Sapphire Comment: This will be the biggest change in the temporary labour market since IR35. Recruitment Agencies will not be comfortable taking the risk of paying a limited company ‘gross’ and the end users are unlikely to want to help with the assessment. This may well lead to the establishment of a new type of “IR35 expert” intermediary who conducts the IR35 assessment and immunises the Agency from any potential liability.
2. Tackling inappropriate use of the Flat Rate VAT Scheme
A new flat rate VAT rate of 16.5% is introduced from 1st April 2017 for business with “limited costs”, such as labour-only businesses. A limited cost trader will be defined as one whose VAT inclusive expenditure on goods is either less than 2% of their VAT inclusive turnover in a prescribed accounting period or greater than 2% of their VAT inclusive turnover but less than £1,000 per annum if the prescribed accounting period is one year.
Sapphire Comment: Draft secondary legislation will be published on 5th December 2016 so we need to wait before commenting further. It seems this ruling may have been introduced to combat the rise of the “micro-umbrella” which has emerged since the Travel and Subsistence and Employment Allowance rule changes in April 2017
3. £30,000 tax free redundancy payments remain
From April 2018, termination payments over £30,000 which are subject to Income Tax will also be subject to employer National Insurance Contributions
Sapphire Comment: A sensible clarification of the rules
4. Employer’s National Insurance on Self Employed Payments?

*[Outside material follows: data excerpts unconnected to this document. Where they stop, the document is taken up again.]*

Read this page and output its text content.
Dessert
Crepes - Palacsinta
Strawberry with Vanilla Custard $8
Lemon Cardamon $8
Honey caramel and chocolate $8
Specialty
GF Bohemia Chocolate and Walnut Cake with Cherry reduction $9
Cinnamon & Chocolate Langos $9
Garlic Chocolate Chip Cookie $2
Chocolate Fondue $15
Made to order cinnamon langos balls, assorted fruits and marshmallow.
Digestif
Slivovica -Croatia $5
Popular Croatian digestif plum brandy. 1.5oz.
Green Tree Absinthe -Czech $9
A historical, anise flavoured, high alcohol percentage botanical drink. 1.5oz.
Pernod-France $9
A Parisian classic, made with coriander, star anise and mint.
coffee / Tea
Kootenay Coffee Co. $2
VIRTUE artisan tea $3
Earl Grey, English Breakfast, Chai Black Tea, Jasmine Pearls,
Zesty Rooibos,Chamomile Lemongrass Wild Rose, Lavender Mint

The Chancellor stated that the “growth of self-employment erodes tax revenues”. The announcement implies that Employer’s NICs may applied to certain payments to the self-employed and that payments without NICs may even be disallowed for Corporation Tax purposes.
Sapphire Comment: The detail on this legislation change is yet to come but the threat that certain payments may not be eligible for Corporation Tax relief (if Employer’s NICs have not been applied) is a very aggressive proposal. Clearly patience is running thin with those who still operate “gross payment” arrangements
Umbrella Companies and Recruitment Agencies
5. Salary Sacrifice arrangements to be ceased
The tax and Employer NICs advantages of salary sacrifice schemes will cease, except for pensions, childcare, Cycle to Work and ultra-low emission cars. Arrangements in place at April 2017 will remain until April 2018 and arrangements for cars, accommodation and school fees will be remain until April 2021.

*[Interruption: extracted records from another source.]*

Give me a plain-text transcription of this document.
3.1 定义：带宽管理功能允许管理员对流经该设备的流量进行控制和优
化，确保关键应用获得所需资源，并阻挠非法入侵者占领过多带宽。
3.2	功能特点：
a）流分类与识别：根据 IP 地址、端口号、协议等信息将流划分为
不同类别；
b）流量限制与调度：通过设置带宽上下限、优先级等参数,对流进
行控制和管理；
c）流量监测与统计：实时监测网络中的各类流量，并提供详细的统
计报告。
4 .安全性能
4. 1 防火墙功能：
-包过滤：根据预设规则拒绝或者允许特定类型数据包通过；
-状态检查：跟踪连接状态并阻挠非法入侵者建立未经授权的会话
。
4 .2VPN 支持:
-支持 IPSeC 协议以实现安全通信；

Sapphire Comment: This is the continuation of a policy designed to ensure that all payments to employees fall within the income tax and NICs legislation. Salary sacrifice schemes which have been popular for the last 2 decades will no longer be viable
6. National Minimum Wage
The NMW will increase to an annual equivalent of £13,500, continuing its ‘inflation busting rise’ since 2010
Sapphire Comment: This move will put further pressure on the viability of travel and subsistence arrangements
Tax and National Insurance Thresholds
7. Income Tax and National Insurance Thresholds Increased
In April 2017, the tax free personal allowance will be rise to £11,500 and the higher rate threshold will rise to £45,000 From April 2017, employee and employer (secondary) National Insurance Contributions will be aligned so the threshold for both will be £157 per week
8. Small Entrepreneurs can earn up to £1,000 with no tax implications
Some good news in the Autumn Statement for budding entrepreneurs or those earning money from a hobby. As long as the income (presumably the net income), remains below £1,000, there is no need to report the income.
Sapphire Comment: A small but interesting concession indicating the government’s pragmatic approach to small micro businesses
9. The Digital Tax Accounts Initiative continues with Quarterly Reporting on the horizon…
There will obviously be a need for accounting software providers to engage with government on some significant changes which are planned for the longer term. As per the announcement below, it is suggested that taxpayers will be more engaged with HMRC and there is the distinct possibility that tax payments will be made earlier (corporation tax is currently not due until 9 months after a company’s year end for example)
Sapphire Comment: The Online world has arrived and the role of the accountant is changing in the modern era. Embracing technology and the use of Apps and online software will be essential HMRC and accountant tools in the very near future.
The intent from HMRC in this area can be accurately predicted in that the above initiative is likely to be coupled with Quarterly reporting of landlord and limited company incomes during the 2017/18 fiscal year.